Morì a Milano il 3 novembre 1584 e l'intero suo patrimonio venne lasciato in eredità ai poveri. Fu proclamato beato nel 1602 e canonizzato il 1º novembre del 1610. Lo si ricorda il 4 novembre.
Di nobile origine, condivise i suoi averi con i poveri
Discendente per parte di padre di una nobile famiglia milanese e nipote di Papa Pio IV per via della madre, riuscì a non lasciarsi sedurre dalla tentazione del potere e della ricchezza e divenne un pastore al servizio del popolo che condivise i suoi averi con i poveri.
Chiamato giovanissimo a Roma dallo zio Papa, alla morte di quest’ultimo liquidò i suoi averi: distribuì le opere d’arte, rese i titoli d’abate agli ordini religiosi e si trasferì come arcivescovo a Milano, una diocesi immensa che estendeva la sua giurisdizione anche su parte della Liguria, del Veneto e del Canton Ticino.
Aveva 28 anni ma si rivelò un organizzatore geniale e un lavoratore instancabile! La diocesi venne suddivisa in 12 circoscrizioni: 6 per la cinta cittadina e 6 per la campagna, le quali poi erano suddivise in vicariati foranei. Visitava personalmente le parrocchie, venendo a contatto diretto con i suoi preti e con il popolo. Si spese per la preparazione dei sacerdoti, secondo le direttive del Concilio di Trento, fondando il seminario maggiore a Milano e seminari minori a Como, Bergamo, Arona e nel Canton Ticino.

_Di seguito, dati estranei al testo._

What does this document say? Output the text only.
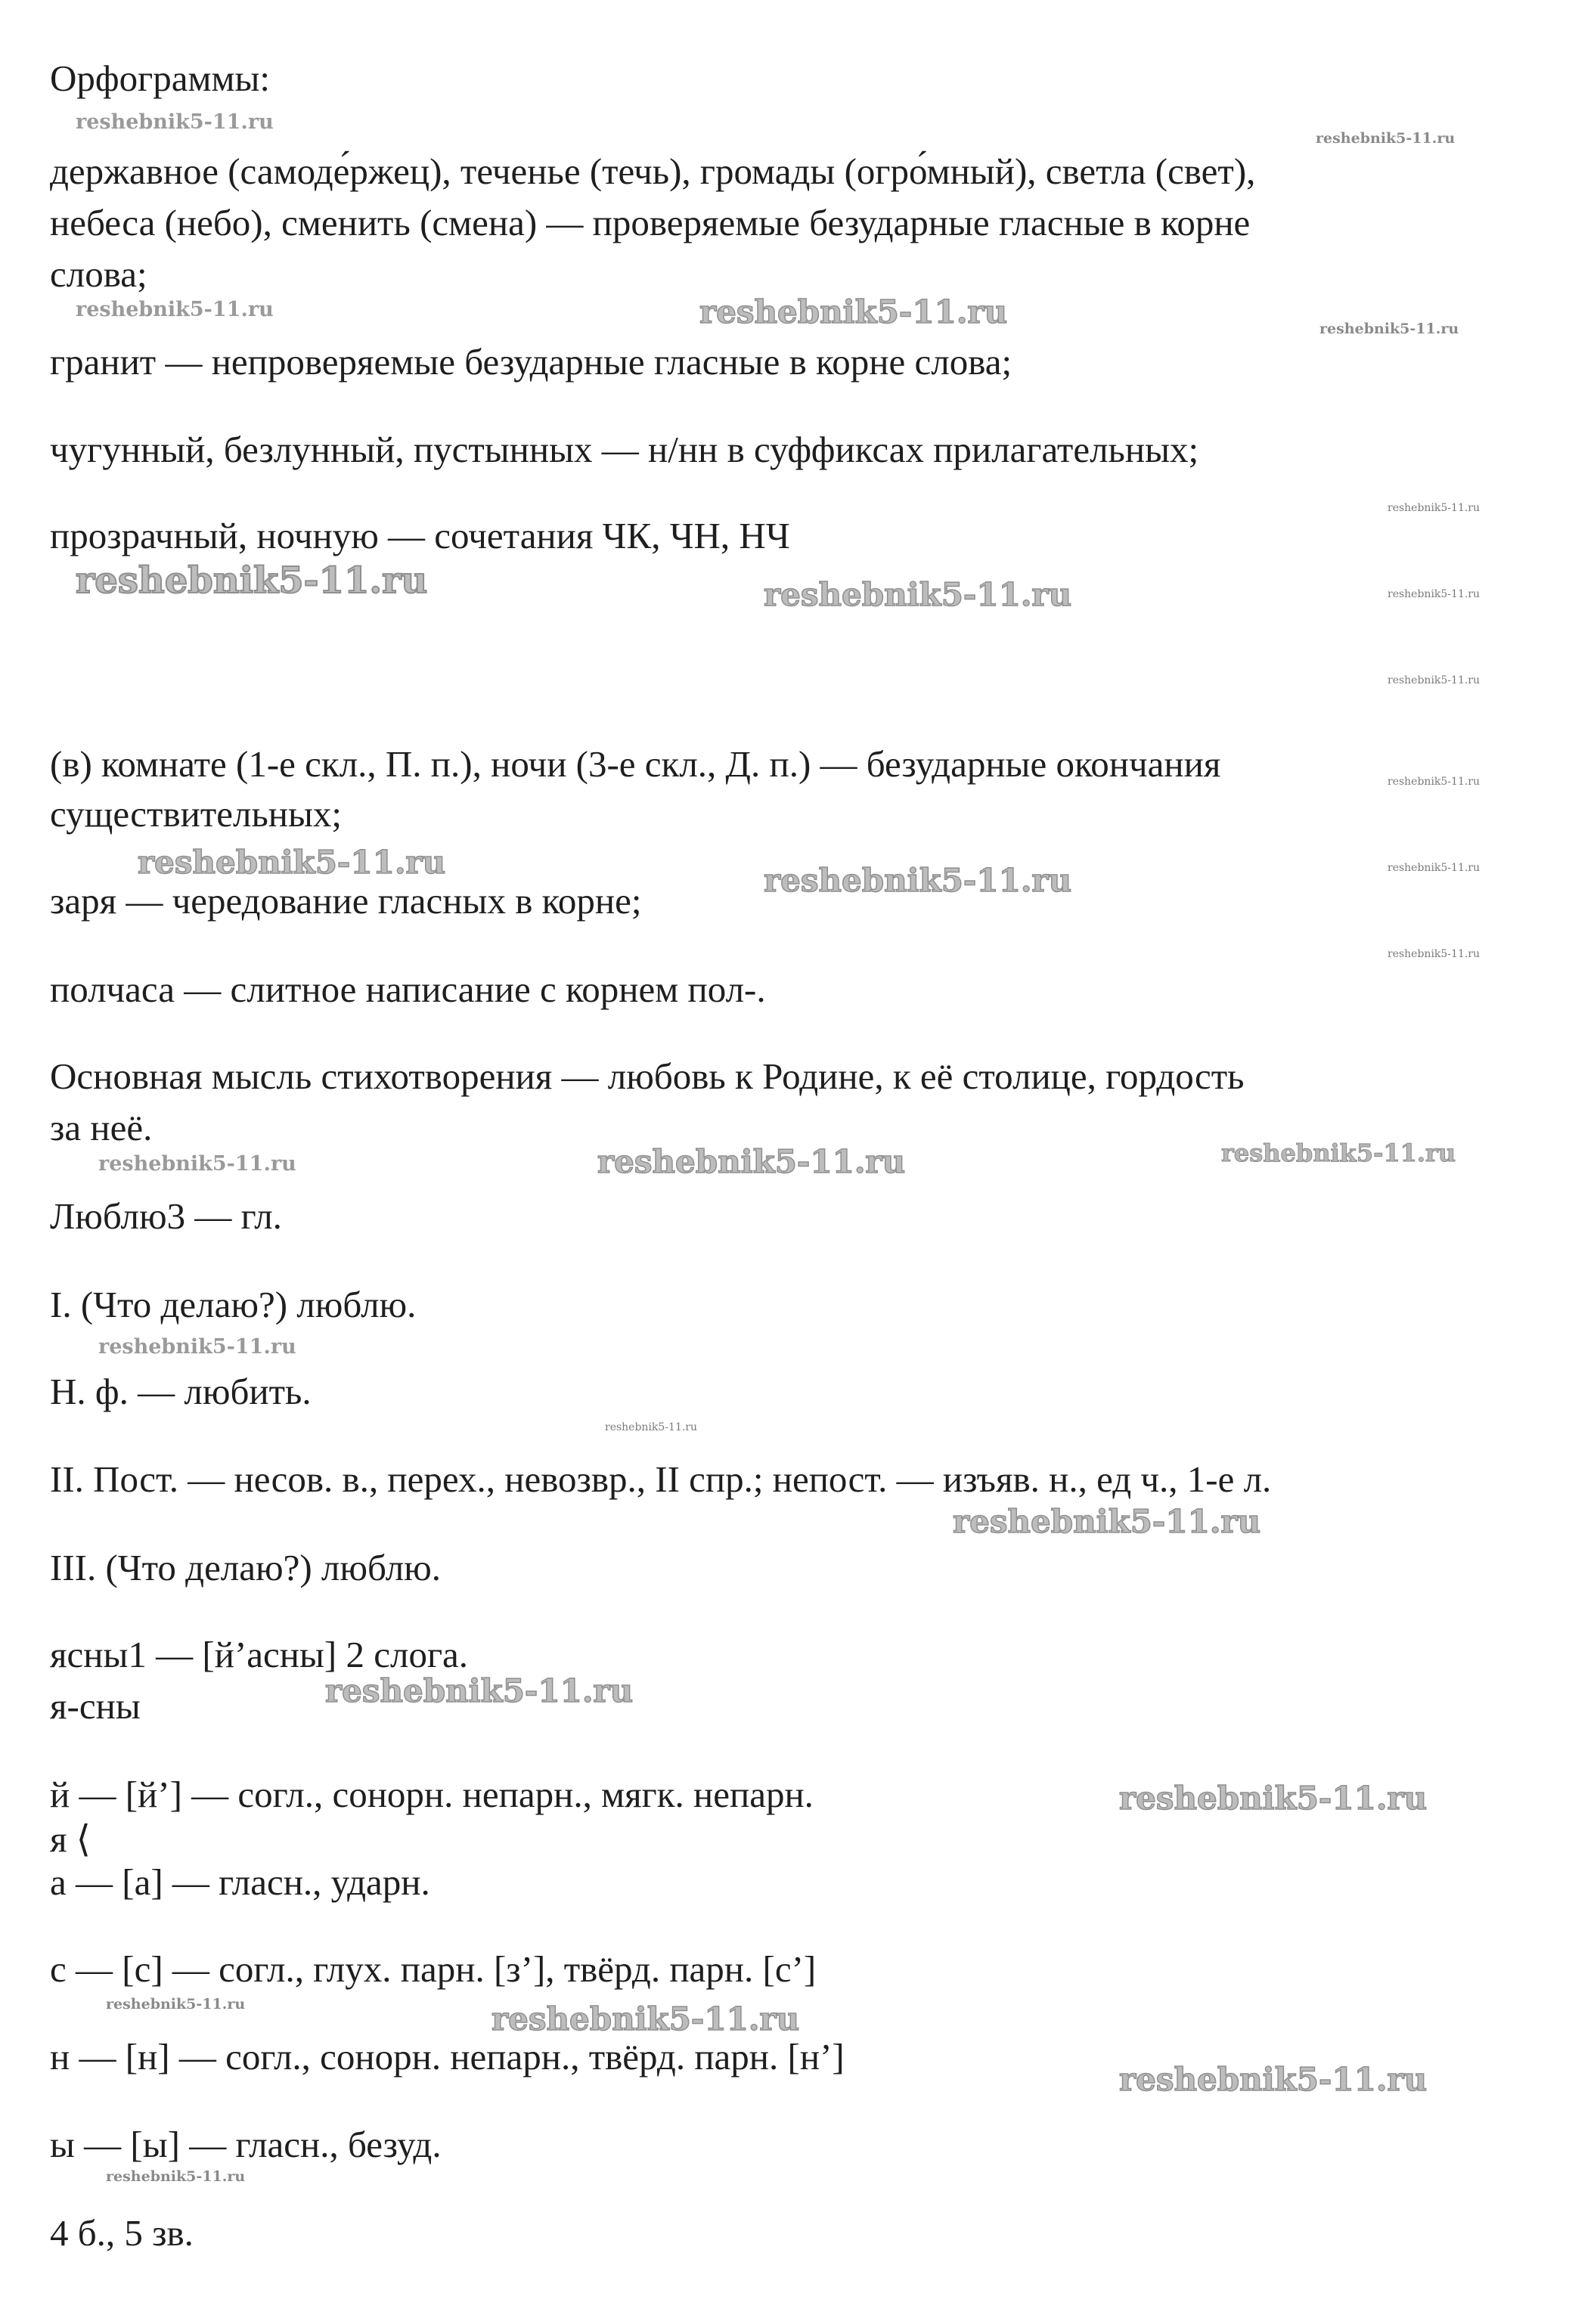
Орфограммы:

державное (самоде́ржец), теченье (течь), громады (огро́мный), светла (свет),

небеса (небо), сменить (смена) — проверяемые безударные гласные в корне

слова;

гранит — непроверяемые безударные гласные в корне слова;

чугунный, безлунный, пустынных — н/нн в суффиксах прилагательных;

прозрачный, ночную — сочетания ЧК, ЧН, НЧ

(в) комнате (1-е скл., П. п.), ночи (3-е скл., Д. п.) — безударные окончания

существительных;

заря — чередование гласных в корне;

полчаса — слитное написание с корнем пол-.

Основная мысль стихотворения — любовь к Родине, к её столице, гордость

за неё.

Люблю3 — гл.

I. (Что делаю?) люблю.

Н. ф. — любить.

II. Пост. — несов. в., перех., невозвр., II спр.; непост. — изъяв. н., ед ч., 1-е л.

III. (Что делаю?) люблю.

ясны1 — [й’асны] 2 слога.

я-сны

й — [й’] — согл., сонорн. непарн., мягк. непарн.

я ⟨

а — [а] — гласн., ударн.

с — [с] — согл., глух. парн. [з’], твёрд. парн. [с’]

н — [н] — согл., сонорн. непарн., твёрд. парн. [н’]

ы — [ы] — гласн., безуд.

4 б., 5 зв.

reshebnik5-11.ru
reshebnik5-11.ru
reshebnik5-11.ru	reshebnik5-11.ru	reshebnik5-11.ru
reshebnik5-11.ru
reshebnik5-11.ru	reshebnik5-11.ru	reshebnik5-11.ru
reshebnik5-11.ru
reshebnik5-11.ru
reshebnik5-11.ru	reshebnik5-11.ru	reshebnik5-11.ru
reshebnik5-11.ru
reshebnik5-11.ru	reshebnik5-11.ru	reshebnik5-11.ru
reshebnik5-11.ru
reshebnik5-11.ru
reshebnik5-11.ru
reshebnik5-11.ru
reshebnik5-11.ru
reshebnik5-11.ru	reshebnik5-11.ru
reshebnik5-11.ru
reshebnik5-11.ru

Andò ad assistere gli ammalati di peste
La vicinanza al popolo gli fece capire le varie esigenze e quindi aprì orfanotrofi, ospizi, asili notturni per i mendicati, mense popolari.
Riportò l’ordine e la disciplina nei conventi, con un tale rigore da subire un attentato alla sua vita.
Nel 1576 scoppiò la peste a Milano e mentre il governatore della città fuggiva con tutta la sua famiglia, Carlo che si trovava in visita pastorale fuori dalla città, si affrettò a rientrarvi, organizzando i soccorsi, impegnando tutte le risorse della diocesi e vendendo beni del suo patrimonio familiare, oltre ad assistere personalmente gli ammalati.
A causa della sua attività pastorale senza sosta, dei frequenti viaggi, delle continue penitenze, la sua salute peggiorò rapidamente fino a che la morte lo colse a soli 46 anni. La sua azione instancabile per la Chiesa è un modello ancora attuale per i vescovi e non solo!